Ports across the United States have recently seen a decrease in container imports demands. This surprises many with the high volumes of imports into the U.S. in early 2022. The number of vessels waiting outside Los Angeles/Long Beach ports decreased from over 100 in January to under 30. From May 24 to June 7, container imports dropped an estimated 36%. While some believe this is the calm before the post-Shanghai lockdown storm, others see it as something more positive. Over the past year and a half, COVID led to massive port congestions and backlogging supply chains. This decline in container ships could be a potential sign of relief.
One of the reasons for the reduction in west coast ports is carriers moving freight to east coast ports. The east coast ports became more attractive after the congestion months ago created a logjam in west coast ports. What is interesting is that east coast ports are also facing a reduction in container imports. The drop is leading many to speculate that imports will reach pre-pandemic levels. However, it may be too soon to predict how inflation will impact the international shipping industry in the coming weeks. The vessels that left ports overseas on the trans-Pacific are expected to reach the U.S. by June.
The Impact of Inflation
Inflation has made its way around the world and has affected different industries such as oil and food. Compared to March last year, inflation has risen an estimated 8.5%, as the Bureau of Labor Statistics reported. This is a 40-year high, with the previous highest rate being 7.9% in December 1981. The price increases are due to multiple factors such as the war in Ukraine and post-COVID demand. The geopolitical risks of the Ukraine war have also led to companies keeping their goods as inventory in the U.S. As inventory builds up in the U.S., new orders from overseas are slowed down, decreasing imports.

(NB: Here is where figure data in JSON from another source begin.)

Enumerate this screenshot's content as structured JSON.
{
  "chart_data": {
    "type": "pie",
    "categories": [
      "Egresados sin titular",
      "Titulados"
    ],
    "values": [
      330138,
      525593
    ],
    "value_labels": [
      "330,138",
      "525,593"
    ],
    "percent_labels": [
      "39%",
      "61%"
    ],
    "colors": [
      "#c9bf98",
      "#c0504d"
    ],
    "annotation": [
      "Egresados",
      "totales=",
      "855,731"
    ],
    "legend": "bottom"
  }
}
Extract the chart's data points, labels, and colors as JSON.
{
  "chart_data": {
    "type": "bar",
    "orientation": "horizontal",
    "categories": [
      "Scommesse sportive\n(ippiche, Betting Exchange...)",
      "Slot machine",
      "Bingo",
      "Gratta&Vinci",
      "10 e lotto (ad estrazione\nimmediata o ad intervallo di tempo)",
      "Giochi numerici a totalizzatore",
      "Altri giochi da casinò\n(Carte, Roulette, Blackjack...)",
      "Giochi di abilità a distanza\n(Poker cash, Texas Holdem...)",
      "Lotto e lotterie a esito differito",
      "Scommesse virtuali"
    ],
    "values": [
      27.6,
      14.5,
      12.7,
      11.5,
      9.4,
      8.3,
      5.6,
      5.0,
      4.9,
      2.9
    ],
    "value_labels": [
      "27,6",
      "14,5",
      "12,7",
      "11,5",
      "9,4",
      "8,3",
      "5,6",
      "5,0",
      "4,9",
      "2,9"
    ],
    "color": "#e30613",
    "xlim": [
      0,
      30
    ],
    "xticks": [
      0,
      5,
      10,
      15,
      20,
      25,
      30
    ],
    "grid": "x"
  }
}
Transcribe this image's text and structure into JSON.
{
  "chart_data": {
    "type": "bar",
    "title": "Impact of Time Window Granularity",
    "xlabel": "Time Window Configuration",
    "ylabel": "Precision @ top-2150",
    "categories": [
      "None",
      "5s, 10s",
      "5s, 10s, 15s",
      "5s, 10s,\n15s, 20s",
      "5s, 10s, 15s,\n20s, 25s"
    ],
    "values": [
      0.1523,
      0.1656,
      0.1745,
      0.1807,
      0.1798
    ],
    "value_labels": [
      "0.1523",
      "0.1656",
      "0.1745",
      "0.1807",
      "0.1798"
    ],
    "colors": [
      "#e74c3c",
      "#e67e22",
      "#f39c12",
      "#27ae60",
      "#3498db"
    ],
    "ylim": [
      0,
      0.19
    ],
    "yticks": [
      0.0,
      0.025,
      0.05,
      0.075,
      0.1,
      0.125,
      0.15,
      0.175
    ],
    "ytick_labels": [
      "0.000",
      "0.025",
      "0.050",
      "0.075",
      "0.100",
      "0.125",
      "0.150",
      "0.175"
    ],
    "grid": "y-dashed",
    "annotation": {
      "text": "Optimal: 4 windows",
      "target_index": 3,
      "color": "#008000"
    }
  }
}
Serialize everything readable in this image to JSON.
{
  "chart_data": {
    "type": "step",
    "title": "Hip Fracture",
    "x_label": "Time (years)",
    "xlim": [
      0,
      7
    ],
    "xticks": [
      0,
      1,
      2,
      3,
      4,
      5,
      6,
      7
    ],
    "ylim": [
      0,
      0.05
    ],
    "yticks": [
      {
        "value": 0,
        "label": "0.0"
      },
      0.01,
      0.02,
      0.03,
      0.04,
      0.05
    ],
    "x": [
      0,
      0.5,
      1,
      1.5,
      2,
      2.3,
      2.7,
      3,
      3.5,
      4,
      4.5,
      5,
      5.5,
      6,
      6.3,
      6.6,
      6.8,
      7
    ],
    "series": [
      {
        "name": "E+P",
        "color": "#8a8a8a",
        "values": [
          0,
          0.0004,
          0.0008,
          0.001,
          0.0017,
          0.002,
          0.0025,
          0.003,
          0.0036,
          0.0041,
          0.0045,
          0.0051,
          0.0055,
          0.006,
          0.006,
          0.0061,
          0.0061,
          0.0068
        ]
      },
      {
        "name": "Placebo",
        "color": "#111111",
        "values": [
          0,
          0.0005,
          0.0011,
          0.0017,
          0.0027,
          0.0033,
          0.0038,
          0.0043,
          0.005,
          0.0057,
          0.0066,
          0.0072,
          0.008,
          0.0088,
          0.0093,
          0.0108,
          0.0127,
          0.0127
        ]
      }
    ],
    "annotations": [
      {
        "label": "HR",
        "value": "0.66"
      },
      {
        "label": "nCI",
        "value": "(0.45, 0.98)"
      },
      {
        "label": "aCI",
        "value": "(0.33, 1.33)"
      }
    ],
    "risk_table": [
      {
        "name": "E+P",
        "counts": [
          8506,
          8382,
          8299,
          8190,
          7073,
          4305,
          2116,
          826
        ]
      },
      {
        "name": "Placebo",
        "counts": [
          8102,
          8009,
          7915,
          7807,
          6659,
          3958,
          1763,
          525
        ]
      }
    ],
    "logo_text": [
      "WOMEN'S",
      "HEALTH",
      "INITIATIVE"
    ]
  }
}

The increase in prices may have directly influenced the decrease in demand. Now that inflation has risen to substantial levels, the customer could be spending less on goods than before. With fewer goods purchased, fewer container vessels are being brought into U.S. ports internationally. It may be too early to tell if inflation significantly affected the decrease in U.S. port imports.
Can this Be a Good Thing?
The decrease in imports to pre-pandemic levels may indicate a return to normality for the world of shipping. Alongside the U.S. port imports lowering are the container rates spot rates from China to west coast ports. On a month-to-month basis, the spot rate has gone down over 30% since March 28, 2022. With container shipping rates lowering, this can tremendously benefit shippers transporting goods internationally. It may cost less to ship freight compared to a year ago. The container capacity to move freight has risen compared to last year, which shippers can take advantage of.